Marshall, though, has no doubts how important beating the PRO12 leaders was in the lead-in to this week.

"Last Friday was about proving ourselves and getting our confidence back by beating Munster," he says.

"I think it was a good way to lead into Montpellier as Munster are so strong up front and we know one of Montpellier's strengths is their big pack," he adds.

Ulster were certainly put under pressure by Paul O'Connell and his cohorts in Munster' forward unit – they scored two of their three tries from lineout mauls – but while much work has been done to address this facet of play, one area where matters did look rather more promising came from another positive outing for Marshall and Darren Cave in midfield.
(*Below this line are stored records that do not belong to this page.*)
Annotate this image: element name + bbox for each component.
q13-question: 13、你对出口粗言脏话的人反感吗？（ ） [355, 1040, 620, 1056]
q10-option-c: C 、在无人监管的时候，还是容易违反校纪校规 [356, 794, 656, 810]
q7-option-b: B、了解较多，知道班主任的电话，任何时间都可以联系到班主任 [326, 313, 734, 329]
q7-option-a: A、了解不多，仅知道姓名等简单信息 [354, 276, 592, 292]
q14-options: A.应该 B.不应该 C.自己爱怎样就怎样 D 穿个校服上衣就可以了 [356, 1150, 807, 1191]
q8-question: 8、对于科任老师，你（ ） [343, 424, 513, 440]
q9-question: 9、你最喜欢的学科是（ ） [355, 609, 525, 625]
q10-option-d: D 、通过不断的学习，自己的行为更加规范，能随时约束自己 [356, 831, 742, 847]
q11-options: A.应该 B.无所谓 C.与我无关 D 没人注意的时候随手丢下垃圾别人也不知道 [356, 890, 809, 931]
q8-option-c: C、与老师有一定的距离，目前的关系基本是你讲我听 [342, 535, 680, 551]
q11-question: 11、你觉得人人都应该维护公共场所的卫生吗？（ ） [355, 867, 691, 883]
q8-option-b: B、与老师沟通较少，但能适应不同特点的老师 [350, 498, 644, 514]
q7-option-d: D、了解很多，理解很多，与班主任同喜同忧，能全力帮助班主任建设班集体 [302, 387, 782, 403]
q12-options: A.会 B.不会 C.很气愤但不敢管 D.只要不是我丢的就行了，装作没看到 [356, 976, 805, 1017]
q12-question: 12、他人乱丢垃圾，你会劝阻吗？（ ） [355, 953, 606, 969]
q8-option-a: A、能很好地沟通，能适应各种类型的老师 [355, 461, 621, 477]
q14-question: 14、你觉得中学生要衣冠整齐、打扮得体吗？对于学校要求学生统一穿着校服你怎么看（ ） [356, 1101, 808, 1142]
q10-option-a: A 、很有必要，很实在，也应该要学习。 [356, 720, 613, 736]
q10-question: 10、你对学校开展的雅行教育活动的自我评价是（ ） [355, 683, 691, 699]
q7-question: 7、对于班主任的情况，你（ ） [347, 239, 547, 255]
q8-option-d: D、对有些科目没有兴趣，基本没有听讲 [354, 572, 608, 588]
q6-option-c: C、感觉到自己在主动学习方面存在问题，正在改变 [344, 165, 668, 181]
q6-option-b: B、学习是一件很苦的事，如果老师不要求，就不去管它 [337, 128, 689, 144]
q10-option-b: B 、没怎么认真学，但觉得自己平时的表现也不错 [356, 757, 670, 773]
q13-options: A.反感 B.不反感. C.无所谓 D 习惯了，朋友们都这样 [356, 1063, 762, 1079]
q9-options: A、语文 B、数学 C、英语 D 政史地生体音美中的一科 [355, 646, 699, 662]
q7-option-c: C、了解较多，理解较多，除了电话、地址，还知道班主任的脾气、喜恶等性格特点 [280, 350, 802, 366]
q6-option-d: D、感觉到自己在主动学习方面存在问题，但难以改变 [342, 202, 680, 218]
"I think myself and Darren have played seven or eight times this season so we're getting to know each other pretty well and it makes it a lot easier when you know what the guy outside you is going to do," he explains.

"I've run off his shoulder a few times and he's run off mine," he says about their attacking plays. "And I think defensively we're looking strong as a unit.

"It gives you confidence when playing alongside someone you know."

And with that he offers his ideal scenario for how the game will hopefully pan out.

"If we start well against them and get points on the board early then maybe the fact they're out of the competition will hopefully frustrate them," he says.

Whatever way it unfolds, anything other than a winning outcome doesn't bear thinking about.